(Text and Audio)
Title: Why Have You Forsaken Me?
Parallel Study
Mark: Identical, except for one small thing, which we will talk about in a moment.
Luke 23:44-46
Now it was about the sixth hour, and there was darkness over all the earth until the ninth hour. Then the sun was darkened, and the veil of the temple was torn in two. And when Jesus had cried out with a loud voice, He said, “Father, ‘into Your hands I commit My spirit.’” Having said this, He breathed His last.
So Luke omits the question of being forsaken, but does add Jesus’s final words, which do signify faith and trust in the Father.
John:
Does not record the “Father, why have you forsaken me” comment. But does note that Jesus does say, “It is finished” after taking the drink of wine, which we will come to in Matthew’s gospel next week.
6th hour to 9th hour darkness.
(Noon until 3PM). This was odd. If it got very dark at noon, you’d know something strange was going on.
Matthew Henry has some great observations about this that I don’t want to miss:
There was darkness epi pasan teµn geµn-(over all the earth); so most interpreters understand it, though our translation confines it to “that land.”
Some of the ancients appealed to the annals of the nation concerning this extraordinary eclipse at the death of Christ, as a thing well known, and which gave notice to those parts of the world of something great then in doing; as the sun’s going back in Hezekiah’s time did.
It is reported that Dionysius, at Heliopolis in Egypt, took notice of this darkness, and said, Aut Deus naturae patitur, aut mundi machina dissolvitur–
This translates to: Either “the God of nature is suffering”, or “the machine of the world is tumbling into ruin.”
An extraordinary light gave intelligence of the birth of Christ (ch. 2:2), and therefore it was proper that an extraordinary darkness should notify his death, for he is the Light of the world
Why have you forsaken me?
This was a reference to David’s Psalm 21:1
My God, my God, why hast thou forsaken me? Why art thou so far from helping me, and from the words of my roaring?
Packer notes:
Jesus’s desolate cry is a fulfillment of Psalm 22:1 showing the depth of His distress as He suffers separation from the Father. Lather the apostles realized that Jesus was enduring the dreadful wrath of God’s judgment on sin. This was all the more agonizing to One whose relationship with the Father was perfect in love. The cry is in Aramaic, except the Hebrew “Eli” Mark gives the Aramaic “Eloi.”

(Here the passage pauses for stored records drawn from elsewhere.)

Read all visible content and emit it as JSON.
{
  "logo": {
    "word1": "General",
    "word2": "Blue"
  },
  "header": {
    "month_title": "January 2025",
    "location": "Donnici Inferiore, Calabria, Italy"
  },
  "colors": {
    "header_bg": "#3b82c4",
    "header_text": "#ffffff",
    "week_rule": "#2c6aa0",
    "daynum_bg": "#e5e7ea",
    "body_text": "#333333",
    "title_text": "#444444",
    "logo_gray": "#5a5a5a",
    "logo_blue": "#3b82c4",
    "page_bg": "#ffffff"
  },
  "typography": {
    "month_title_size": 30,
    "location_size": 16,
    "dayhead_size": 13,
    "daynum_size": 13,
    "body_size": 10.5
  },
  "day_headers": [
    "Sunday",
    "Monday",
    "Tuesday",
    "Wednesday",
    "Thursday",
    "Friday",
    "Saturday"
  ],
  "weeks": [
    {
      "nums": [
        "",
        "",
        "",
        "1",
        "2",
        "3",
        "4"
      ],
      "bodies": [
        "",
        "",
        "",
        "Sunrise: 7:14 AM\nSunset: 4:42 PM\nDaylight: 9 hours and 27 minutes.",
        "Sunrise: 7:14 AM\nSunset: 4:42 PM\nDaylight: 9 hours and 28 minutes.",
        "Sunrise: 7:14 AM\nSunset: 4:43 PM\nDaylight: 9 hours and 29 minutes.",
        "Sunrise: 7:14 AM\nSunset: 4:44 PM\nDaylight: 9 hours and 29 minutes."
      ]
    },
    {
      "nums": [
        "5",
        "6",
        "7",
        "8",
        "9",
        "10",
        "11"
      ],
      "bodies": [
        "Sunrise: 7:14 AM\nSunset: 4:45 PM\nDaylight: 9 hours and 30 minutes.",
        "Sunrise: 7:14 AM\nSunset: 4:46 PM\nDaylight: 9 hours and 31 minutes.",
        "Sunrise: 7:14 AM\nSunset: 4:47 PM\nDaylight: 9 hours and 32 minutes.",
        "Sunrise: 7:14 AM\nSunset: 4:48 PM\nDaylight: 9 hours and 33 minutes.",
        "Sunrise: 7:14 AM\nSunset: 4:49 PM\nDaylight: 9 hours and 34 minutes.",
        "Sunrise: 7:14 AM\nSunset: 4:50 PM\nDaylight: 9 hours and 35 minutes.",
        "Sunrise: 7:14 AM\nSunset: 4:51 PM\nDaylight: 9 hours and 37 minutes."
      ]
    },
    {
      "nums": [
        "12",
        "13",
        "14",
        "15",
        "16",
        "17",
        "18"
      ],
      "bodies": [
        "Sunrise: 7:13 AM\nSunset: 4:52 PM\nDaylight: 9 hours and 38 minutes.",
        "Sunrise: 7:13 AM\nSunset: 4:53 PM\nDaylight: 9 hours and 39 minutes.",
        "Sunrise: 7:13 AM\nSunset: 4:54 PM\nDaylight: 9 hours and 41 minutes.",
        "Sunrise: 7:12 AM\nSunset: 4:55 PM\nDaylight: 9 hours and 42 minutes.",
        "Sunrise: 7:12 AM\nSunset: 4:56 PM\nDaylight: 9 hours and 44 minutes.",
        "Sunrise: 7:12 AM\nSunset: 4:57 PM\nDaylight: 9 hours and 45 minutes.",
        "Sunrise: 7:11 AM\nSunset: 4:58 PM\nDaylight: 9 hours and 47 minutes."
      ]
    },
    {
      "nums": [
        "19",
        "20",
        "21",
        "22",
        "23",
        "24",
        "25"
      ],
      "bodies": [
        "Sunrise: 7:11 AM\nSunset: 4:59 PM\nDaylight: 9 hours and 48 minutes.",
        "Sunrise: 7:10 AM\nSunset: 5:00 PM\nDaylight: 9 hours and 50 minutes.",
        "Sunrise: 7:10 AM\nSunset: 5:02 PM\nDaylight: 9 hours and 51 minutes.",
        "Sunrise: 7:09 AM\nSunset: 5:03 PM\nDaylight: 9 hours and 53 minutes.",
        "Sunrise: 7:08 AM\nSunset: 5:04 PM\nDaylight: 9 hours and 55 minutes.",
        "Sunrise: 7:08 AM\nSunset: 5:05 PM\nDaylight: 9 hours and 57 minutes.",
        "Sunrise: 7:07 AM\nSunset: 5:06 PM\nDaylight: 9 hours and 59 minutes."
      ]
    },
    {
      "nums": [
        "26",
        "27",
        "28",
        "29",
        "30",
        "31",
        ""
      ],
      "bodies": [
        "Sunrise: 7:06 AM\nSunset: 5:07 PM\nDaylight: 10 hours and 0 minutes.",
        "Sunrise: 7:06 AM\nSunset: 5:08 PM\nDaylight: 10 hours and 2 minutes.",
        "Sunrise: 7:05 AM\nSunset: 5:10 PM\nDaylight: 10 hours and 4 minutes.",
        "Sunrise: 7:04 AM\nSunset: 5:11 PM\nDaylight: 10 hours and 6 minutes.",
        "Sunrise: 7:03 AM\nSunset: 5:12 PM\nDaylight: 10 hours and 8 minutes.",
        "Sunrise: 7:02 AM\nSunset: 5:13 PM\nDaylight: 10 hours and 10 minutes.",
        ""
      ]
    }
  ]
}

I want to ask and answer some very, very difficult questions as we conclude this morning. I will be very transparent with you in offering MY responses to these questions, and as always, if you have a thought or comment, feel free to share it.
Was this a moment of doubt, and therefore sin?
Answer: It was doubt, but doubt is not necessarily sin, it is the dawn of faith. Was this not what Jesus went through in his prayer in the garden.
Note: To have a doubt is not to live in doubt. Living in doubt means you don’t believe, and James speaks to this.
James 1:6-8
6 But let him ask in faith, with no doubting, for he who doubts is like a wave of the sea driven and tossed by the wind. 7 For let not that man suppose that he will receive anything from the Lord; 8 he is a double-minded man, unstable in all his ways.
Was this very question a sin?
Answer: No, it MUST not have been, otherwise, Jesus’s mission has failed.
Was he really forsaken? And if not, is Jesus mistaken? And if Jesus is mistaken, is this not a sin?
Answer: He absolutely, positively WAS forsaken.
Why was he forsaken? Because he had become sin.
Why had he become sin? For you.
(Not “for us”, but “for you”)
Close your eyes with me for a moment. Picture Jesus on the cross. He raises his head, just before giving up his spirit and says, “For you.”